Re: [PATCH] x86/mce: Restore MCA polling interval halving
From: Borislav Petkov
Date: Wed Apr 15 2026 - 15:28:26 EST
On Tue, Apr 14, 2026 at 03:22:23PM -0700, Luck, Tony wrote:
> Ran my own test. RAS_CEC disabled. Booted with mce=no_cmci injected a
> corrected error every twenty seconds. Added pr_info() to mce_timer_fn()
> to say which CPUs were doubling or halving interval.
Right, we still need some sort of a feedback that we've logged an error.
> Results:
>
> I did see some "Machine check events logged" console messages.
Right, mce_timer_fn().
Not sure that is the right place tho. We want to issue that printk the moment
we log an MCE, perhaps in the early notifier or so, where mce_notify_irq()
was.
> The debug messages are "interesting". Polling timers on CPUs aren't
> synchronized, so I got random bursts of debug messages where some
> CPUs found an error and halved their interval, while others didn't
> see an error and doubled their interval. The machine check banks for
> memory corrected errors are socket scoped, so when an error is logged
> whichever CPU on the socket polls next will find the error.
>
> Both mcelog and EDAC were invoked on the mce decode chain and logged
> errors OK.
>
> When I stopped injecting, all the CPUs doubled back up to maximum
> polling interval.
>
> Summary: This is working as well as can be expected given the shared
> scope of the machine check banks. If Linux were to understand the
> scope of machine check banks it might designate a single CPU in
> that scope to do the polling. But Intel doesn't make it easy to derive
> the scope. In any case, the common case is CMCI enabled.

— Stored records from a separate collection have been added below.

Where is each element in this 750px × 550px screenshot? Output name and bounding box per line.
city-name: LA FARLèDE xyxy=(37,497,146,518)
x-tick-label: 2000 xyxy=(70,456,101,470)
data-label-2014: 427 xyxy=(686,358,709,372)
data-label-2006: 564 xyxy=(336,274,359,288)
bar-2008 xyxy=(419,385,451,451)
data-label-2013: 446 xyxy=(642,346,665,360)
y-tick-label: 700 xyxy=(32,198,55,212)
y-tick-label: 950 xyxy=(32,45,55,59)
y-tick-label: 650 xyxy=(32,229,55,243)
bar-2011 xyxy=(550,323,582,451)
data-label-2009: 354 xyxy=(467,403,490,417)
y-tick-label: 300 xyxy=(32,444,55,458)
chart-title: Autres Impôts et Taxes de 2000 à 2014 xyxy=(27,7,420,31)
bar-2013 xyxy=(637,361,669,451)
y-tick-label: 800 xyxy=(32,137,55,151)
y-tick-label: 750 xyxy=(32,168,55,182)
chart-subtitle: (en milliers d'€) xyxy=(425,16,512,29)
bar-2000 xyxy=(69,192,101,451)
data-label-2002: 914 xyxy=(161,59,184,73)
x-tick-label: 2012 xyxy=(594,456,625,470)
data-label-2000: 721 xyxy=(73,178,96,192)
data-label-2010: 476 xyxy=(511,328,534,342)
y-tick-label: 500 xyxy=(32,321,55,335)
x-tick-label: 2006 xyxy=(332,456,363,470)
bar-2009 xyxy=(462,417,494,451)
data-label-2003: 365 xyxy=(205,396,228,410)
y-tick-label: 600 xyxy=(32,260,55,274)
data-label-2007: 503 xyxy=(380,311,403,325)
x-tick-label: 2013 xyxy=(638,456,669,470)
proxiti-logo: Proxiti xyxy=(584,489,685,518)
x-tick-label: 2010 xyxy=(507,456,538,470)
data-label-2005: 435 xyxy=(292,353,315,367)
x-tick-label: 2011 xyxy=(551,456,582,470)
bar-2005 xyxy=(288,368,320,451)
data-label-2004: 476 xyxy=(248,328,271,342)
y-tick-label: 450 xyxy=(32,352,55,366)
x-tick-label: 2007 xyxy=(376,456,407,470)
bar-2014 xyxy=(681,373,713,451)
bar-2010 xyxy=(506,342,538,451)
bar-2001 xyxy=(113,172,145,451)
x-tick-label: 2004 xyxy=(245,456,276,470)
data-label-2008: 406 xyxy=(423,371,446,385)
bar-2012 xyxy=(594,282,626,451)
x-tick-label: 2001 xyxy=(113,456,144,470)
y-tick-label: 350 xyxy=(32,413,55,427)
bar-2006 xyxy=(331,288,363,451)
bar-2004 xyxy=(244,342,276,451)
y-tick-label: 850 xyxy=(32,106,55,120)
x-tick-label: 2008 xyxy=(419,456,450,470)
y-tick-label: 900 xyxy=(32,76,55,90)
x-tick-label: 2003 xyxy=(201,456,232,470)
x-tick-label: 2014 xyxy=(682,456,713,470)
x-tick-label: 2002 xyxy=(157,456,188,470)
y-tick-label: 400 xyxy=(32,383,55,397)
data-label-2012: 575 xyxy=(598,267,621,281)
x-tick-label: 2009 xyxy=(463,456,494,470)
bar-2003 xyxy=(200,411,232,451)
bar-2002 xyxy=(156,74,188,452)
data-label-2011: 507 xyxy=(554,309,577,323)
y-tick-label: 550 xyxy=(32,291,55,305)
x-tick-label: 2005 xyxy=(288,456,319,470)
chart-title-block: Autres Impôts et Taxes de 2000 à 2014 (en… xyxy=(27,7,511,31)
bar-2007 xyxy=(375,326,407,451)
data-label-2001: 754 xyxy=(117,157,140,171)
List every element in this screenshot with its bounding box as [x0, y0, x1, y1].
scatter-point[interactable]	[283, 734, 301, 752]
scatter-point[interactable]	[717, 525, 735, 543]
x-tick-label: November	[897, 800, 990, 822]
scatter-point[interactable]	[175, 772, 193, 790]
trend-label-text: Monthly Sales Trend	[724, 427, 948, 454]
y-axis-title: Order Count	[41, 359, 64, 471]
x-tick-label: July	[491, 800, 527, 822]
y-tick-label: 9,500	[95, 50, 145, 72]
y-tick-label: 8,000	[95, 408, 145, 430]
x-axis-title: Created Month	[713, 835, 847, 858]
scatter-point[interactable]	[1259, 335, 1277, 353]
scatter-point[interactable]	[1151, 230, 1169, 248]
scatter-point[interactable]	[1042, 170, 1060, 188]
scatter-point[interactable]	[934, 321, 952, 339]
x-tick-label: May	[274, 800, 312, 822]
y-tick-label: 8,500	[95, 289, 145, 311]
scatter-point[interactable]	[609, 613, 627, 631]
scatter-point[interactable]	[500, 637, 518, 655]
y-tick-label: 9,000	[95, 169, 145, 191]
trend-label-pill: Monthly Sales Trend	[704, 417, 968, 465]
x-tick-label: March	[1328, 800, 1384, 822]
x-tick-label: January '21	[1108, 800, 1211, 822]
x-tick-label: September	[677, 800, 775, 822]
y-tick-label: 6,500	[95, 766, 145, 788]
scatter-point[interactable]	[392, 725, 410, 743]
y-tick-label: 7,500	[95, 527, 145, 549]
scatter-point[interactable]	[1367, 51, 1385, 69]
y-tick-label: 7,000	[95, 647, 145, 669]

Thanks for the testing - much appreciated.
One aspect remained unanswered:
mce_notify_irq -> mce_work_trigger -> schedule_work(&mce_trigger_work); ->
mce_do_trigger ->
call_usermodehelper(mce_helper, mce_helper_argv, NULL, UMH_NO_WAIT);
Is that thing still used?
If so, what is the use case? Is per-chance that mce_helper the userspace
mcelog tool which the kernel calls here on a MCE?
Or?
Do we need that still?
If not, ripping that out would be a nice, additional simplification.
Thx.
--
Regards/Gruss,
Boris.
https://people.kernel.org/tglx/notes-about-netiquette